About This Simulation
Sugar, also called glucose, is an important energy source for the human body. In order to use that energy, the body needs the hormone insulin. In diabetes mellitus, commonly referred to as diabetes, not enough insulin is produced or it doesn't function properly. This results in a high level of glucose, which stays in the blood and cannot be used as energy. Two types of diabetes can be distinguished: type 1 and type 2 diabetes. While type 1 diabetes is characterised by an early onset in children, type 2 diabetes typically develops in adults.
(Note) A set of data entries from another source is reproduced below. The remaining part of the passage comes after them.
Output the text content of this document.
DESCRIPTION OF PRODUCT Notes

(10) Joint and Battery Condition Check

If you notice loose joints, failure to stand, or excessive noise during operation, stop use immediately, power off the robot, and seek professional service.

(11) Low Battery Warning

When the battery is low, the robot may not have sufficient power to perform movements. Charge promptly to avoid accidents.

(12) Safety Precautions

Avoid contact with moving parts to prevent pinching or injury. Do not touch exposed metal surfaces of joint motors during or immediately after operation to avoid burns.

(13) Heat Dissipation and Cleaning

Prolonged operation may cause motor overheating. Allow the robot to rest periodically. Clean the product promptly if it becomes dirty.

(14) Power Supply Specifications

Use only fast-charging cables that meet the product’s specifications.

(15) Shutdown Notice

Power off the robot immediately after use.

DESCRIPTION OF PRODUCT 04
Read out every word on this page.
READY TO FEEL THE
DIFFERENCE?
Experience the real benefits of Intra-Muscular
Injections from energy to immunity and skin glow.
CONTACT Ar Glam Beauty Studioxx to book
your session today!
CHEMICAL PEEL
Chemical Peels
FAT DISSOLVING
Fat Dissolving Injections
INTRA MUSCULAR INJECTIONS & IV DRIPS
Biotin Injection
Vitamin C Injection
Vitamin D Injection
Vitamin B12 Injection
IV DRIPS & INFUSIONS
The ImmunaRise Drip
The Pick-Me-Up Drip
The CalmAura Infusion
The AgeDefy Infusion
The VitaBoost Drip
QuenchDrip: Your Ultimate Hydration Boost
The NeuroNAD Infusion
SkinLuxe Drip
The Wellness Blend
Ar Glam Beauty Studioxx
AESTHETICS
In more detail, it can be caused by low levels of insulin production by the beta cells of the pancreas, or by reduced sensitivity of tissue cells to insulin. Both causes prevent glucose from being absorbed by cells, causing high blood sugar, also called hyperglycemia.
High blood glucose levels make it difficult for the kidneys to recover all the glucose from nascent urine, resulting in glucose being lost in urine. High glucose levels also result in less water being reabsorbed by the kidneys, causing high amounts of urine to be produced; this may result in dehydration.
Over time, high blood glucose levels can cause nerve damage to the eyes and peripheral body tissues, as well as damage to the kidneys and cardiovascular system.
In this lab, you will learn the basics about type II diabetes. You will be trained on how to measure your own blood sugar levels and how to give yourself an insulin shot. You will also learn how to put together a healthy meal plan and how to easily manage your blood sugar levels.